Judge of the Supreme Court of Appeal
- Incumbent
- Assumed office 1 June 2018
- Appointed by: Cyril Ramaphosa

Judge of the High Court
- In office 26 August 2009 – 31 May 2018
- Appointed by: Jacob Zuma
- Division: Gauteng

Personal details
- Born: Tati Moffat Makgoka 13 February 1968 (age 58) Moletši, Transvaal South Africa
- Alma mater: University of the North University of South Africa

= Tati Makgoka =

South African judge

Tati Moffat Makgoka (born 13 February 1968) is a South African judge of the Supreme Court of Appeal. Formerly an attorney in Pretoria, he served in the Gauteng High Court from August 2009 until June 2018, when he was elevated to the Supreme Court of Appeal. He was an acting judge in the Constitutional Court in 2023.

== Early life and education ==
Makgoka was born on 13 February 1968 in Moletši outside Polokwane in the former Northern Transvaal (now Limpopo Province). He matriculated at Hwiti High School and went on to the University of the North, where he completed a BProc in 1992. 30 years later, in 2021 and while serving as a judge, he also completed an LLB at the University of South Africa.

== Legal practice ==
After graduating from the University of the North, Makgoka served his articles of clerkship at a firm in Pretoria. Thereafter, between 1994 and 2009, he practised as an attorney in Pretoria. He acted as a judge in the High Court of South Africa in 2007, sitting in the Transvaal Provincial Division.
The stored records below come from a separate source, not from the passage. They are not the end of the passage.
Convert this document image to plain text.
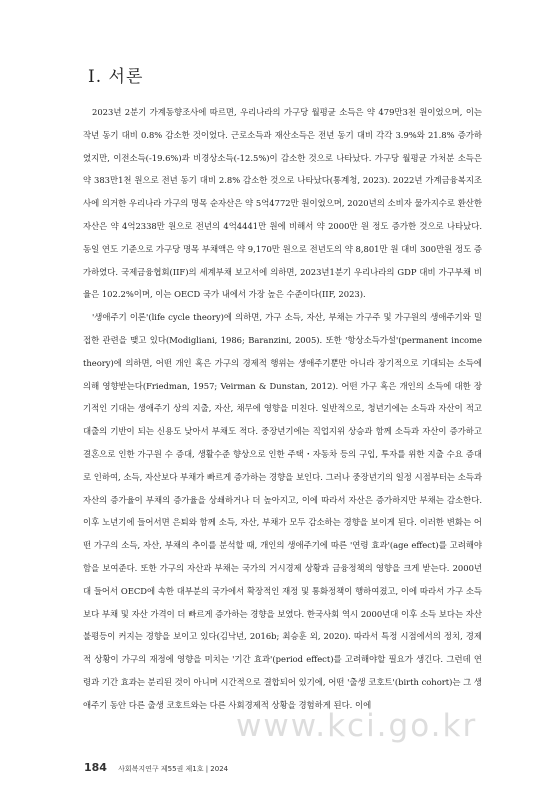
Ⅰ. 서론

2023년 2분기 가계동향조사에 따르면, 우리나라의 가구당 월평균 소득은 약 479만3천 원이었으며, 이는 작년 동기 대비 0.8% 감소한 것이었다. 근로소득과 재산소득은 전년 동기 대비 각각 3.9%와 21.8% 증가하였지만, 이전소득(-19.6%)과 비경상소득(-12.5%)이 감소한 것으로 나타났다. 가구당 월평균 가처분 소득은 약 383만1천 원으로 전년 동기 대비 2.8% 감소한 것으로 나타났다(통계청, 2023). 2022년 가계금융복지조사에 의거한 우리나라 가구의 명목 순자산은 약 5억4772만 원이었으며, 2020년의 소비자 물가지수로 환산한 자산은 약 4억2338만 원으로 전년의 4억4441만 원에 비해서 약 2000만 원 정도 증가한 것으로 나타났다. 동일 연도 기준으로 가구당 명목 부채액은 약 9,170만 원으로 전년도의 약 8,801만 원 대비 300만원 정도 증가하였다. 국제금융협회(IIF)의 세계부채 보고서에 의하면, 2023년1분기 우리나라의 GDP 대비 가구부채 비율은 102.2%이며, 이는 OECD 국가 내에서 가장 높은 수준이다(IIF, 2023).

'생애주기 이론'(life cycle theory)에 의하면, 가구 소득, 자산, 부채는 가구주 및 가구원의 생애주기와 밀접한 관련을 맺고 있다(Modigliani, 1986; Baranzini, 2005). 또한 '항상소득가설'(permanent income theory)에 의하면, 어떤 개인 혹은 가구의 경제적 행위는 생애주기뿐만 아니라 장기적으로 기대되는 소득에 의해 영향받는다(Friedman, 1957; Veirman & Dunstan, 2012). 어떤 가구 혹은 개인의 소득에 대한 장기적인 기대는 생애주기 상의 지출, 자산, 채무에 영향을 미친다. 일반적으로, 청년기에는 소득과 자산이 적고 대출의 기반이 되는 신용도 낮아서 부채도 적다. 중장년기에는 직업지위 상승과 함께 소득과 자산이 증가하고 결혼으로 인한 가구원 수 증대, 생활수준 향상으로 인한 주택・자동차 등의 구입, 투자를 위한 지출 수요 증대로 인하여, 소득, 자산보다 부채가 빠르게 증가하는 경향을 보인다. 그러나 중장년기의 일정 시점부터는 소득과 자산의 증가율이 부채의 증가율을 상쇄하거나 더 높아지고, 이에 따라서 자산은 증가하지만 부채는 감소한다. 이후 노년기에 들어서면 은퇴와 함께 소득, 자산, 부채가 모두 감소하는 경향을 보이게 된다. 이러한 변화는 어떤 가구의 소득, 자산, 부채의 추이를 분석할 때, 개인의 생애주기에 따른 '연령 효과'(age effect)를 고려해야 함을 보여준다. 또한 가구의 자산과 부채는 국가의 거시경제 상황과 금융정책의 영향을 크게 받는다. 2000년대 들어서 OECD에 속한 대부분의 국가에서 확장적인 재정 및 통화정책이 행하여졌고, 이에 따라서 가구 소득보다 부채 및 자산 가격이 더 빠르게 증가하는 경향을 보였다. 한국사회 역시 2000년대 이후 소득 보다는 자산 불평등이 커지는 경향을 보이고 있다(김낙년, 2016b; 최승훈 외, 2020). 따라서 특정 시점에서의 정치, 경제적 상황이 가구의 재정에 영향을 미치는 '기간 효과'(period effect)를 고려해야할 필요가 생긴다. 그런데 연령과 기간 효과는 분리된 것이 아니며 시간적으로 결합되어 있기에, 어떤 '출생 코호트'(birth cohort)는 그 생애주기 동안 다른 출생 코호트와는 다른 사회경제적 상황을 경험하게 된다. 이에

www.kci.go.kr
184 사회복지연구 제55권 제1호 | 2024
== Gauteng High Court: 2009–2018 ==
On 26 August 2009, Makgoka joined the High Court permanently when he was appointed as a judge of the Gauteng High Court. Notable judgements handed down by Makgoka included a judgement confirming that Harmony Gold and other mining companies were obligated to rehabilitate environmental damage produced by corporate pollution. His order in that matter was upheld by the Supreme Court of Appeal in Harmony Gold v Free State Department of Water Affairs. In October 2013, Makgoka ordered Legal Aid to provide legal representation at the Farlam Commission to mineworkers who had been injured or arrested during the Marikana massacre.

During his nearly nine years in the High Court, Makgoka was seconded to appellate courts three times. He was an acting judge in the Labour Appeal Court from June to November 2015 and in the Supreme Court of Appeal on two occasions, from June to November 2016 and then from October 2017 to May 2018. During that period, he wrote the Supreme Court of Appeal's judgement in a vicarious liability matter. He also acted in the Constitutional Division of the Lesotho High Court in April 2015.

== Supreme Court of Appeal: 2018–present ==
In April 2018, Makgoka was one of nine candidates whom the Judicial Service Commission shortlisted and interviewed for possible permanent appointment to one of three vacancies in the Supreme Court of Appeal. During his interview, he was asked about his impression of the level of collegiality in the Supreme Court of Appeal, and he expressed his support for gender-based affirmative action in the judiciary. The Judicial Service Commission recommended him for appointment, alongside Mahube Molemela and Ashton Schippers, and the trio joined the bench on 1 June 2018.

In November 2022, Makgoka wrote the court's unanimous judgement in the controversial matter of the parole of former President Jacob Zuma, who had been imprisoned for contempt of court. Makgoka's judgement said that Arthur Fraser, the National Commissioner for Correctional Services, had acted unlawfully and irrationally in granting Zuma medical parole; the court ordered that Zuma should return to prison to serve out his sentence.'

Between February and May 2023, Makgoka was an acting judge in the Constitutional Court of South Africa. He wrote the court's judgement in N.O. v Minister of Police, which overturned a Supreme Court of Appeal ruling on the application of the "once-and-for-all" rule for claiming damages.

== Public service ==
Makgoka was highly involved in judicial education and training, including through the Legal Education Centre of the Black Lawyers Association, and he serves on the editorial committee of the South African Institute of Judicial Education Journal. He has been the chancellor of the Anglican Diocese of Pretoria since 2012 and a member of the advisory board of Judges to the World Intellectual Property Organisation since 2020. Since 2019, he has been a member of the Judicial Conduct Committee of the Judicial Service Commission, in which capacity he served on the three-member tribunal that found Western Cape Judge President John Hlophe guilty of gross misconduct for attempting to improperly influence the views of Justices Chris Jafta and Bess Nkabinde.

== Personal life ==
Makgoka is a widower and has two children.